Но мимо они не проехали, наоборот: Рассел снова взглянул на нее, улыбнулся, лицо его сразу же расслабилось, машина притормозила, вильнула в сторону съезда, ведущего к бензоколонке, и остановилась. Из будки вышел молодой симпатичный паренек, может быть, даже слишком симпатичный для заправщика, он был в рабочем синем комбинезоне из плотной ткани, большие руки выглядели необъяснимо чистыми для человека, имеющего дело с бензином и машинным маслом. Даже ногти казались чистыми, аккуратно подстриженными. Элизабет заерзала от беспокойства: он так странно смотрел на нее, этот парень, просто поедал взглядом. Может быть, ему просто было скучно и он был рад любому, с кем можно перекинуться парой слов, тем более молоденькой, симпатичной девушке. А может быть…
Но Элизабет не успела придумать, кем он мог бы быть, потому что Рассел разговорился с парнишкой, и выяснилось, что они едут совсем не в ту сторону. Впрочем, оказалось, что до ресторана не так уж далеко, надо прямо за заправкой съехать с основной дороги, потом повернуть направо, проехать около трех миль и на перекрестке взять налево. В общем, минут десять, ну, возможно, двенадцать, не больше.
Они просидели в ресторане не час и не два, а все четыре. Был уже вечер, когда они вышли и направились к машине, запаркованной недалеко, ярдах в двадцати от выхода.
– Тебе нельзя оставаться с ним, – сказал Рассел. – Боюсь, что это просто-напросто опасно. Ведь совершенно непонятно, что он замышляет. – Он помолчал, они прошли несколько шагов, дошли до машины. – Очень опасно, – повторил Рассел задумчиво. – Надо что-то делать, оттягивать нельзя. Конечно, можно подождать до завтра, но завтра надо будет решать.
Элизабет кивнула, она была согласна, наконец она все поняла. Эти последние месяцы она предчувствовала что-то, сомневалась, подозревала, но сложить все вместе, составить целостную картину у нее не получалось. И только теперь она поняла.

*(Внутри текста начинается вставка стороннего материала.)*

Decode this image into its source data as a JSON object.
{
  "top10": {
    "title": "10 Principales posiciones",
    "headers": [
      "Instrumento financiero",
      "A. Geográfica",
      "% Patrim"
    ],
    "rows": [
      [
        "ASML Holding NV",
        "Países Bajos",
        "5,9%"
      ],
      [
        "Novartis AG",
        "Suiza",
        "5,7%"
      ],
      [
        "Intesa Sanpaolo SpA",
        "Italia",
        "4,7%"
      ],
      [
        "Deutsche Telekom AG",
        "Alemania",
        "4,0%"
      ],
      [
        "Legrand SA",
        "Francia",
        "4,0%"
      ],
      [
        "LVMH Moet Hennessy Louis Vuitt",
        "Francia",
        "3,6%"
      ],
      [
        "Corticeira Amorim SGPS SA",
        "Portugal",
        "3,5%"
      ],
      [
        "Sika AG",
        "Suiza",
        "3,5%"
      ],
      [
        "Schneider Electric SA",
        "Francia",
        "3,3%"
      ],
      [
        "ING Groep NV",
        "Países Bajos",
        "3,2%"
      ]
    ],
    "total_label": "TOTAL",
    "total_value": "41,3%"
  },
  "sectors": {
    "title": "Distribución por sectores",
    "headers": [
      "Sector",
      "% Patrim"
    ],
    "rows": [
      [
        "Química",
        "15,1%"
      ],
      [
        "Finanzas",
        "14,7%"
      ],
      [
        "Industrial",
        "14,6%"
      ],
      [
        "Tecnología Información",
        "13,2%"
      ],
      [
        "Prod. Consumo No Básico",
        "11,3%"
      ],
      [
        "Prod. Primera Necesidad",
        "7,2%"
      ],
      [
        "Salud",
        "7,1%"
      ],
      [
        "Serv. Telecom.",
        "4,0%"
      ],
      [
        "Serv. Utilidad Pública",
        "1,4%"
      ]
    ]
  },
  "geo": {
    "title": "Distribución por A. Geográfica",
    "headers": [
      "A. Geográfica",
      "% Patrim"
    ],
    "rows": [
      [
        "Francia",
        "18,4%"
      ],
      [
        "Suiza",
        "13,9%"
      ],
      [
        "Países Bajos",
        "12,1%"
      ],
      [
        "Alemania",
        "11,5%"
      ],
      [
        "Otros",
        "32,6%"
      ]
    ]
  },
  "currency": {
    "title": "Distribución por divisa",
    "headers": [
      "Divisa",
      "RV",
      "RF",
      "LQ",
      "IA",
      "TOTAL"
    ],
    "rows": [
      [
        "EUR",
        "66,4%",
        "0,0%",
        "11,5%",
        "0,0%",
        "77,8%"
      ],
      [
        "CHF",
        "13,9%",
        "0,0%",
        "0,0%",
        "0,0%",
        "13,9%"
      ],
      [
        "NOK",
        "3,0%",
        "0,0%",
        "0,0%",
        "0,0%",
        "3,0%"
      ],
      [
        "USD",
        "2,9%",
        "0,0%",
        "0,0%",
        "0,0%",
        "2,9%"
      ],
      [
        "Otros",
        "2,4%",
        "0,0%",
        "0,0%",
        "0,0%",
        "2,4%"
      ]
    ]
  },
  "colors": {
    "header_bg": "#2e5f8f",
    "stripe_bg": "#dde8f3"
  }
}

Оказывается, Рассел ничего не знал ни про Дину, ни про Влэда. Хотя откуда ему было знать, связь с ним прервалась годы назад. Он и с мамой не переписывался после того, как уехал из Бредтауна тогда, семь лет назад. Так что Элизабет много пришлось рассказывать, долго, пока она не рассказала все.
– Ты невероятно похожа на маму, – повторил Рассел, когда они уселись и ему принесли бокал красного вина, а ей – высокий стакан колы с позвякивающими кусками льда, из которых, как мачта кораблика, затерявшегося среди льдин, вертикально торчала прозрачная пластиковая трубочка. – Когда я тебя увидел, я сразу подумал о Дине, такое между вами поразительное сходство. Я вообще часто вспоминал ее, какая она женственная и, как бы это сказать, изысканная, что ли. Неужели я снова встречу ее? – Рассел покачал головой, улыбнулся, развел руками. – Наверняка она все такая же красивая. Не знаю, конечно, что она подумает, когда увидит меня. Я-то изменился за семь лет, вот видишь, волосы…
– Вы не встретитесь с мамой. – Элизабет опустила голову, потянула коричневую жидкость из трубочки, ей сразу захотелось плакать, к глазам подступила влага, она набухала, пробивалась наружу, и вот уже одинокая капля не удержалась и хлопнулась в стакан, так что недовольно зашипел кусок холодного льда.